Friday, December 21, 2012

From age 12 to 63 and Windows

Driving along with Dad, on our way home from work, I can see inside the windows of the houses that we pass.  Of course some homes are still dark, the occupants still at work, or on vacation, or shopping at the Mall.  When we finally arrive at our destination the house will be well lit, the occupants will be preparing for our arrival with dinner, stories of their activities during the day, and all the drama that involves.

But as we pass the windows on our way home, I wonder about these families.  The thoughts of my 12 year-old self are simple.  Are the children happy?  Are the moms good ones, do the dads work and take care of them like Dad does for us?  What do they eat?  I catch glimpses of their lamps and wall hangings and imagine what the inside of the house looks like, feels like, smells like.  If we were to walk in right now would there be smells of onions and peppers cooking, or would it smell like oatmeal raisin cookies?

When I'm older and on my own driving home from the office, out of the corners of my eyes I see the light from the windows as I pass and I am angry.  Angry that there are people already home from work and preparing the nightly meal, children are working on their homework already while I still must pick up my children from their caretaker, drive on home to prepare dinner in a cold house that will probably not smell of oatmeal raisin cookies.

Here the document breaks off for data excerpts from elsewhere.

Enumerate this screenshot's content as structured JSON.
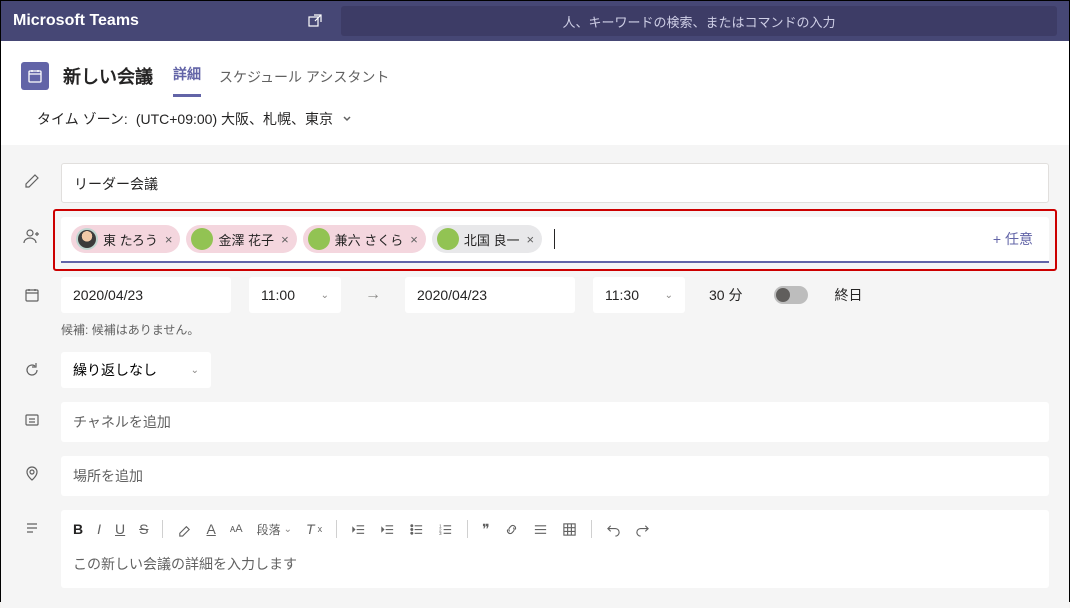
{
  "topbar": {
    "app_title": "Microsoft Teams",
    "search_placeholder": "人、キーワードの検索、またはコマンドの入力"
  },
  "header": {
    "title": "新しい会議",
    "tabs": {
      "details": "詳細",
      "scheduling": "スケジュール アシスタント"
    }
  },
  "timezone": {
    "label": "タイム ゾーン:",
    "value": "(UTC+09:00) 大阪、札幌、東京"
  },
  "meeting": {
    "title": "リーダー会議",
    "attendees": [
      {
        "name": "東 たろう",
        "color": "pink",
        "avatar": "img"
      },
      {
        "name": "金澤 花子",
        "color": "pink",
        "avatar": "green"
      },
      {
        "name": "兼六 さくら",
        "color": "pink",
        "avatar": "green"
      },
      {
        "name": "北国 良一",
        "color": "gray",
        "avatar": "green"
      }
    ],
    "optional_label": "+ 任意",
    "start_date": "2020/04/23",
    "start_time": "11:00",
    "end_date": "2020/04/23",
    "end_time": "11:30",
    "duration": "30 分",
    "all_day": "終日",
    "suggestions_label": "候補:",
    "suggestions_value": "候補はありません。",
    "recurrence": "繰り返しなし",
    "channel_placeholder": "チャネルを追加",
    "location_placeholder": "場所を追加",
    "details_placeholder": "この新しい会議の詳細を入力します"
  },
  "rte": {
    "paragraph_label": "段落"
  }
}
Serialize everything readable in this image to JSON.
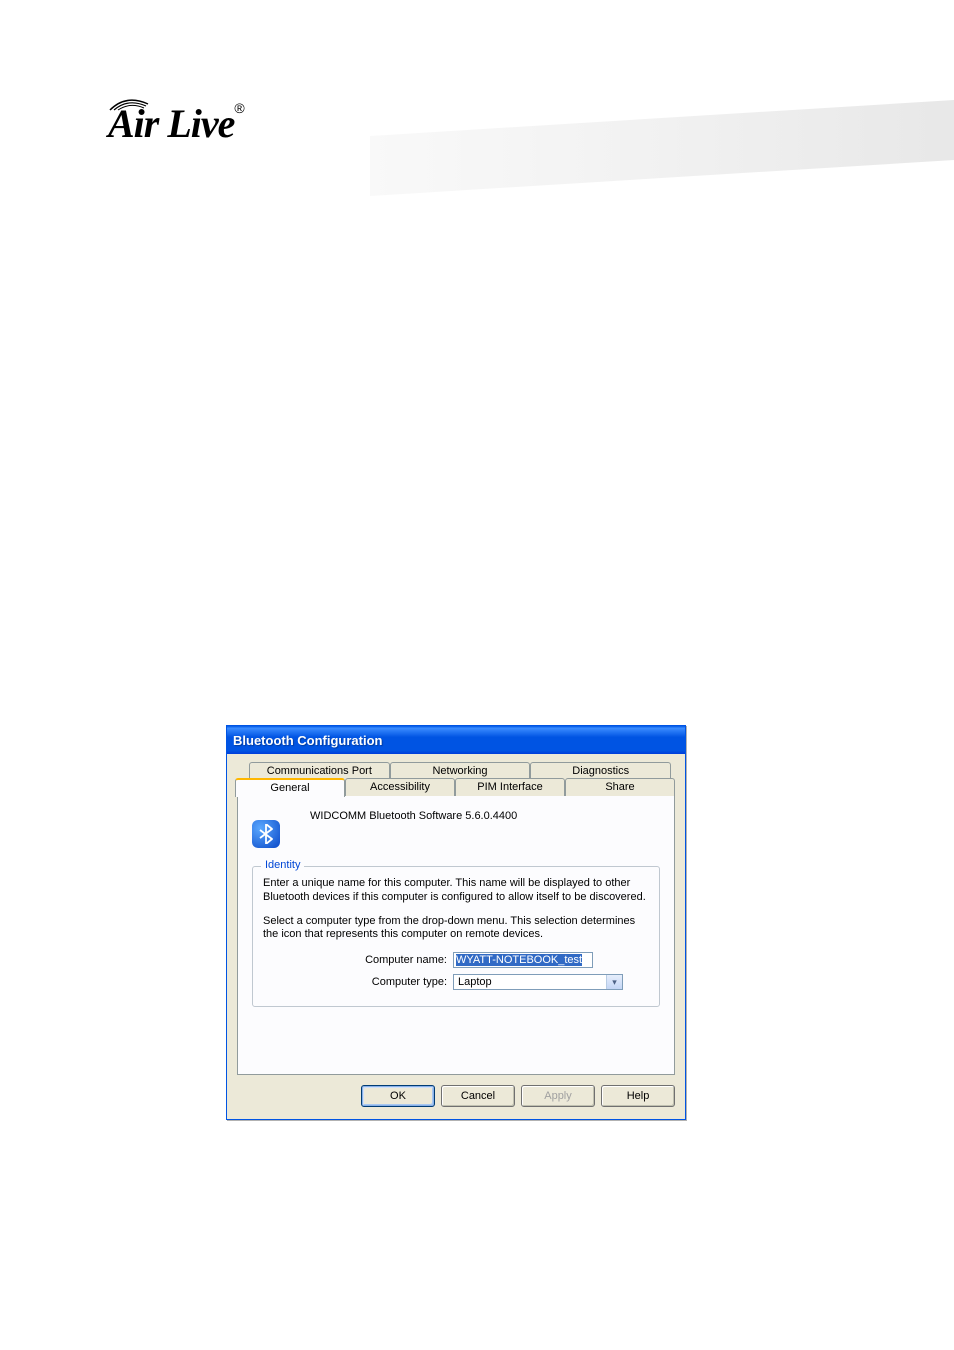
{
  "brand": {
    "name": "Air Live",
    "trademark": "®"
  },
  "dialog": {
    "title": "Bluetooth Configuration",
    "tabs_back": [
      "Communications Port",
      "Networking",
      "Diagnostics"
    ],
    "tabs_front": [
      "General",
      "Accessibility",
      "PIM Interface",
      "Share"
    ],
    "active_tab": "General",
    "software_label": "WIDCOMM Bluetooth Software 5.6.0.4400",
    "fieldset": {
      "legend": "Identity",
      "para1": "Enter a unique name for this computer.  This name will be displayed to other Bluetooth devices if this computer is configured to allow itself to be discovered.",
      "para2": "Select a computer type from the drop-down menu.  This selection determines the icon that represents this computer on remote devices.",
      "name_label": "Computer name:",
      "name_value": "WYATT-NOTEBOOK_test",
      "type_label": "Computer type:",
      "type_value": "Laptop"
    },
    "buttons": {
      "ok": "OK",
      "cancel": "Cancel",
      "apply": "Apply",
      "help": "Help"
    }
  }
}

Now I sit at my window and my 63 year-old self wonders and ponders life from this side of that beautiful pane of glass.  It's at the back of the house and not on a busy street so nobody goes by wondering about us.  I see the birds and think about life, I see trees and ponder thoughts about how we humans are all so connected with everything in the Universe, I see the men playing golf and feel the depth of the love that I have for my husband and that he has for me.  I answer the phone at my window greeting my friends and family feeling the warmth of the sun on my face from my window.

So I begin writing of the thoughts At My Window.